Wednesday, October 6, 2010

Worlds of Wonder: Ivory Tower

This World of Wonder comes, after much delay, from a word-of-the-day sent to me by the lovely Carlea, and in honor of my very tentative plans to apply to graduate school.

The phrase Ivory Tower comes from the Song of Solomon (7:4), and doesn't have much to do with our current idea of it as that isolated world of intellectual pursuits completely detached from reality or practicality. To be part of the problem of the Ivory Tower, I'll tell you that the first use of the phrase as we now understand it was in Charles Augustin Sainte-Beuve's poem "Pensées d’Août, à M. Villemain."

I know it's usually meant in a pejorative way, but given my affection for academia (though I'm not in school right now, I work with textbooks and spend a lot of time talking to professors and thinking about pedagogy) and the fact that my alma mater is once again the most expensive school in the country, clearly I have some love for the Ivory Tower.

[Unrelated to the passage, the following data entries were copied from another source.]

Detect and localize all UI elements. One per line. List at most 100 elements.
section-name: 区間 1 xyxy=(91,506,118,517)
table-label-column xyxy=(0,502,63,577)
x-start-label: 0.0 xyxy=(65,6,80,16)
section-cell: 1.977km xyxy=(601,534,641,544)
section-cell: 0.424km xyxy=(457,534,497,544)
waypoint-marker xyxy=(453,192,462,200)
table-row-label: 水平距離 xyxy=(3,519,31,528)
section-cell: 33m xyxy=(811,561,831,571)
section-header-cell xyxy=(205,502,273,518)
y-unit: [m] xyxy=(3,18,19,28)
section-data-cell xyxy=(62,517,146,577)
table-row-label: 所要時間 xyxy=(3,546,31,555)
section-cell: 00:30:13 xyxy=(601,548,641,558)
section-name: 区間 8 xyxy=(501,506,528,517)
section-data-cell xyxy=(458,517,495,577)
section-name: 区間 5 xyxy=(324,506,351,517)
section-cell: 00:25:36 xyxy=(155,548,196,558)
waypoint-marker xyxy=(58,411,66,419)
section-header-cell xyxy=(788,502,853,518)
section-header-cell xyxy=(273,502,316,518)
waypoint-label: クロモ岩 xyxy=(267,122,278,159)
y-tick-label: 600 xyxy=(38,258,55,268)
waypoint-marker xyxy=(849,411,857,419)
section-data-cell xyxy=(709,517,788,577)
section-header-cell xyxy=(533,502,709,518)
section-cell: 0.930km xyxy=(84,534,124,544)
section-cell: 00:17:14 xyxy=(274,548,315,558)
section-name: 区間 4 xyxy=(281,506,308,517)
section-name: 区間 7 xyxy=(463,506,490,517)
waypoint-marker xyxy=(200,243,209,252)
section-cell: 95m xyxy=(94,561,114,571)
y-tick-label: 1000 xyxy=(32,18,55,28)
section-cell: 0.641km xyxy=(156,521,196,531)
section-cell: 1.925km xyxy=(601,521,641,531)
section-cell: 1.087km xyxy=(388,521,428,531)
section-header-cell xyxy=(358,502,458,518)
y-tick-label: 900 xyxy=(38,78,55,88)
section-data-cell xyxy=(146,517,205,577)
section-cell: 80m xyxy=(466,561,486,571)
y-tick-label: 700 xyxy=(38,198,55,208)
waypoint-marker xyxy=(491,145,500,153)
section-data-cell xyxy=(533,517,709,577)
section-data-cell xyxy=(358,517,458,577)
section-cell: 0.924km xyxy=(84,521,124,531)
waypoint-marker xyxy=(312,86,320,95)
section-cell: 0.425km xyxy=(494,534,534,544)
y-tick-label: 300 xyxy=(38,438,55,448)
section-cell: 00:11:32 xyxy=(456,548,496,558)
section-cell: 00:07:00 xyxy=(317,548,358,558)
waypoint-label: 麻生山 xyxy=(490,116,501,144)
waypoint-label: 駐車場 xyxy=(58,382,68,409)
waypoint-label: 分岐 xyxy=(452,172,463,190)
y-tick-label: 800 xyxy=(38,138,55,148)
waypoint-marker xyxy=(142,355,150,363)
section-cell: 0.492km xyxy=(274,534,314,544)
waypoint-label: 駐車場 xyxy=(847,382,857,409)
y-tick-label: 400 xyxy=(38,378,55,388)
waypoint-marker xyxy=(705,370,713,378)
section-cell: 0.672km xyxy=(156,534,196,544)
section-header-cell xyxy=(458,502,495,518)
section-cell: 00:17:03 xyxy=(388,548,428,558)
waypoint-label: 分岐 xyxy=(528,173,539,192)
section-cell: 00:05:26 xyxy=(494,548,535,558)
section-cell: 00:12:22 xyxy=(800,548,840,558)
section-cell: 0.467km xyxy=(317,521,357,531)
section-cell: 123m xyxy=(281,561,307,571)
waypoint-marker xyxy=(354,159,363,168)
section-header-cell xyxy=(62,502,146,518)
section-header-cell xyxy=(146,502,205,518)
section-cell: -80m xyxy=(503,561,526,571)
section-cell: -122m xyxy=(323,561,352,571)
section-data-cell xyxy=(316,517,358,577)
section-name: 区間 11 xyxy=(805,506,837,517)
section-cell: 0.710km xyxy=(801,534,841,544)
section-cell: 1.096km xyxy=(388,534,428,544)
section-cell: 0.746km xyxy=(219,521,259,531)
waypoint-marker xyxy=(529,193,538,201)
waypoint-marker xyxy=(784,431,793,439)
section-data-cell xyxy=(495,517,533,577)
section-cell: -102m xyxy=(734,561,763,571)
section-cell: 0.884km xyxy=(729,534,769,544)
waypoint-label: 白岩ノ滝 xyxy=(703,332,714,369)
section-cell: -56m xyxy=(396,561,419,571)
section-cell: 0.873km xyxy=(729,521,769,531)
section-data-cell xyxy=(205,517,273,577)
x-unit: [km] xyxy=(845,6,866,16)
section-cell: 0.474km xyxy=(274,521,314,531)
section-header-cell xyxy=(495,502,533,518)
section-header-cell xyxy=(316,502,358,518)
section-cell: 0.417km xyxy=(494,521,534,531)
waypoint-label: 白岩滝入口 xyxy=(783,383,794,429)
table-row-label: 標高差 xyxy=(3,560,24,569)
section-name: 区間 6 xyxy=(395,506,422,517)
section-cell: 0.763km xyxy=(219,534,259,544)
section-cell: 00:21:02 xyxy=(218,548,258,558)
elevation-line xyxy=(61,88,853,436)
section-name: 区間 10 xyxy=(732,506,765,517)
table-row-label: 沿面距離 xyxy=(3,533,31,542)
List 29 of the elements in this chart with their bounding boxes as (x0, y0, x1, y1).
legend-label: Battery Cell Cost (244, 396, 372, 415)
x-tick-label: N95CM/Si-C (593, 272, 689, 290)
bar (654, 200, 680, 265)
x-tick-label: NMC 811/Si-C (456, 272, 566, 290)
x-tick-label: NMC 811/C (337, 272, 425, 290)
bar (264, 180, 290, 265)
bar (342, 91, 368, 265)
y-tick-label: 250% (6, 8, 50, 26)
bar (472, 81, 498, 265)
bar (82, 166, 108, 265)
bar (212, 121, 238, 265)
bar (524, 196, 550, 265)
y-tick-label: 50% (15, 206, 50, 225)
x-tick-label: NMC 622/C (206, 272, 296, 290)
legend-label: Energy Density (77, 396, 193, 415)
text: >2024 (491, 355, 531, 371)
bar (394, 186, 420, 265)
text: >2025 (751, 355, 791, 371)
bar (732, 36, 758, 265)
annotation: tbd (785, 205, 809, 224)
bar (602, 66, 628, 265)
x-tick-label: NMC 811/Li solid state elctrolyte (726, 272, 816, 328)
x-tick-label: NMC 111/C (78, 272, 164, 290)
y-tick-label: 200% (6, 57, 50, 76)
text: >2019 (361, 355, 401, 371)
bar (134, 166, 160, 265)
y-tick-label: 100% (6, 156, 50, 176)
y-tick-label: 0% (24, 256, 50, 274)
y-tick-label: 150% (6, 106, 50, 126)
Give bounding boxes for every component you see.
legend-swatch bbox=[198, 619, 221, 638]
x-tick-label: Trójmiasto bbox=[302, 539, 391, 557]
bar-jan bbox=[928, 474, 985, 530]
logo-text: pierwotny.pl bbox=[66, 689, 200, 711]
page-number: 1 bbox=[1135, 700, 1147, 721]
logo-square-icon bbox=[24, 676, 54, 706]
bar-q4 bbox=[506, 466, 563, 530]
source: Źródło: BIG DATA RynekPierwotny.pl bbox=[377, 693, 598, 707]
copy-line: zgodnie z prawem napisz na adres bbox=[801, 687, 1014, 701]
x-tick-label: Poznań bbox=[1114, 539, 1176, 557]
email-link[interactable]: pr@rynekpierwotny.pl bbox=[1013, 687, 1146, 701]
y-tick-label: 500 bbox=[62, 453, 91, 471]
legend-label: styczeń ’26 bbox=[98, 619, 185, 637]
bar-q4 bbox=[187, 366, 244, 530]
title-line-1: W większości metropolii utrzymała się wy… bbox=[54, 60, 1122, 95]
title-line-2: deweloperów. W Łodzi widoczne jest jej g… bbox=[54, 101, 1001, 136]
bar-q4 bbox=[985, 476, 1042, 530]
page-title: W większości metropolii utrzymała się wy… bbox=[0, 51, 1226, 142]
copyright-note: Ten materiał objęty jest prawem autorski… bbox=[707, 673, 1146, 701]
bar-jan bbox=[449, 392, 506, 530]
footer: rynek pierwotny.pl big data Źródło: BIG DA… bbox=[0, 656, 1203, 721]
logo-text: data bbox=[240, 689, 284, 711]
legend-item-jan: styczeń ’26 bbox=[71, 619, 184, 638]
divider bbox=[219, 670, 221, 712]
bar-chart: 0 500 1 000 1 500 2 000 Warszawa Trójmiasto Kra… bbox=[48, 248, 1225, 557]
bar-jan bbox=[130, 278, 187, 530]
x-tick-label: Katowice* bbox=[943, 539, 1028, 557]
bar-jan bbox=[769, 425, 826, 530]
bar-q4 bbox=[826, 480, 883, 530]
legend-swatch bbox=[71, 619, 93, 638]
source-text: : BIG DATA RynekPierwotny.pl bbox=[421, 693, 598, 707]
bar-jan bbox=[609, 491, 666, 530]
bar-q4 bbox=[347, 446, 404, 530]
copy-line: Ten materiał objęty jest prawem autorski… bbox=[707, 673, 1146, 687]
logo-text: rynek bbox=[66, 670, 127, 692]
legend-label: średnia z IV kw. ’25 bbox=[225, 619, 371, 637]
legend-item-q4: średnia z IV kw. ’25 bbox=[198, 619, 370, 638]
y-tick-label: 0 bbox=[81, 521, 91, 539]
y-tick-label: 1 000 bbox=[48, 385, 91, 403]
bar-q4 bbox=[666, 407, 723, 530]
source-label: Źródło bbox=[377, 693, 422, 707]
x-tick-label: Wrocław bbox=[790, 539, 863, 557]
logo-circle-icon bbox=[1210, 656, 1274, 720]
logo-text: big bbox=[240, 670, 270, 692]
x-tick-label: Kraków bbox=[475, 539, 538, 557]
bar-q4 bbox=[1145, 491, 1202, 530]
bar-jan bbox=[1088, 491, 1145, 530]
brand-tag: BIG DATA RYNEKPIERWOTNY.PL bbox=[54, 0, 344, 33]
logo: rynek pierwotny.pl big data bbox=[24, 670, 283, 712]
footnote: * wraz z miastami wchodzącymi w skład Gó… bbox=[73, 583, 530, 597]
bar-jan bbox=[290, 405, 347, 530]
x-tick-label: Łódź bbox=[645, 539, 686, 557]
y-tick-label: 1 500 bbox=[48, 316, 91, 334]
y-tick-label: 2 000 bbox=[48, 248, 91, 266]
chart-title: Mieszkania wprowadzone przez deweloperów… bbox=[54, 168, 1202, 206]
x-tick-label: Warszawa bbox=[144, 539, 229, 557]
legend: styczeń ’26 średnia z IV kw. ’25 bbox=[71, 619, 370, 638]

In my mind, the Ivory Tower isn't about meaningless research and shelter from responsibility. Instead, it's about finding meaning in the preservation of something fleeting and undervalued, intellect. It's about settling into a beautiful room with a good book and not worrying about what else you have to do that day. It's about conversing with interesting and passionate people, sharing ideas and inspiration. It's about giving yourself the freedom to think on the level you want to think on, and not on the level everyone expects.